Worse is that there does not seem to be an solution that allows for an equitable distribution of home ownership. If that solution exists I don’t think it will be achieved. Our society is simply not geared to operate at that level of equality.
Instead the home ownership benchmark is more ruthless – it is premised on whether you can afford to own a Vancouver home.
Gen-Xer frustration runs deep. Perhaps this comment by alecto in the The Star serves to describe it best.
1) Your generation could walk into a stable 9-5 job right out of high school, or in some cases without even graduating high school. Our generation needs a minimum bachelor’s degree or college equivalent to even get a foot in the door. Hence our living at home longer while we complete these degrees (which, by the way, put may of us thousands of dollars in debt out of the starting gate.)
2) There’s no such thing as a “starter home” any more if you want to live anywhere near an urban center where the jobs are. “Starter homes” are 500K and up, out of the range of most young people. Why? You boomers bought your homes for $65K back in the good old days and are trying to turn around and sell that same home to us for half a mil or more.

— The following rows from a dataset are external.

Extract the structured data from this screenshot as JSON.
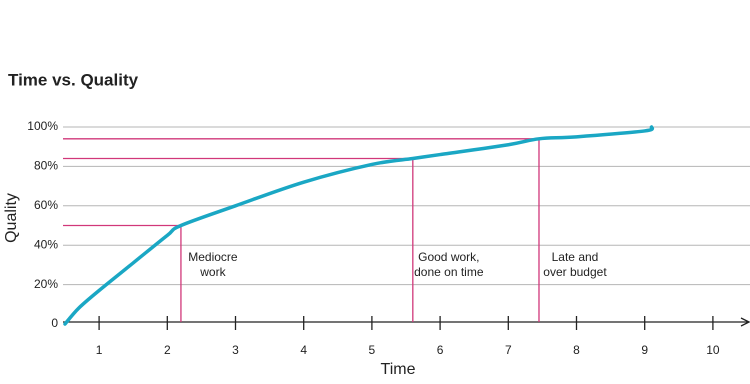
{
  "chart_data": {
    "type": "line",
    "title": "Time vs. Quality",
    "x_label": "Time",
    "y_label": "Quality",
    "xlim": [
      0.5,
      10.5
    ],
    "xticks": [
      1,
      2,
      3,
      4,
      5,
      6,
      7,
      8,
      9,
      10
    ],
    "ylim": [
      0,
      100
    ],
    "yticks": [
      0,
      {
        "value": 20,
        "label": "20%"
      },
      {
        "value": 40,
        "label": "40%"
      },
      {
        "value": 60,
        "label": "60%"
      },
      {
        "value": 80,
        "label": "80%"
      },
      {
        "value": 100,
        "label": "100%"
      }
    ],
    "grid": true,
    "series": [
      {
        "color": "#1aa7c4",
        "x": [
          0.5,
          0.7,
          1,
          1.5,
          2,
          2.2,
          3,
          4,
          5,
          5.6,
          6,
          7,
          7.45,
          8,
          9,
          9.1
        ],
        "values": [
          0,
          8,
          17,
          31,
          45,
          50,
          60,
          72,
          81,
          84,
          86,
          91,
          94,
          95,
          98,
          100
        ]
      }
    ],
    "marker_color": "#d1377a",
    "markers": [
      {
        "x": 2.2,
        "y": 50,
        "label": [
          "Mediocre",
          "work"
        ]
      },
      {
        "x": 5.6,
        "y": 84,
        "label": [
          "Good work,",
          "done on time"
        ]
      },
      {
        "x": 7.45,
        "y": 94,
        "label": [
          "Late and",
          "over budget"
        ]
      }
    ]
  }
}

3) There is nothing wrong with our work ethic. We work long hours in piecemeal jobs, often with no benefits, pensions, or long-term job security, moving from contract to contract at the mercy of our boomer bosses.
4) If we feel “entitled,” it’s to achieve the same things our parents did: a decent place to live, enough financial stability to raise a couple of kids. These are not lofty goals, but even these simple milestones seem so far out of reach to so many of my generation because you’ve sucked up all the resources. Thanks for that!
It’s not hard to understand the frustration felt by Gen-Xers towards Baby Boomers. Generations before and after will remain ill prepared to accept their part in changing the world. I wonder if Gen-Xers will be like the fathers of Baby Boomers who too asked “what is your problem” followed by “we did it why can’t you?”
In retrospect Baby Boomers struggled as well but from this current generation’s perspective the Boomers appeared to have had a less difficult time. Ultimately, as a Boomer I can’t help but think that we Baby Boomers simply don’t know how lucky we are to have been born in our time.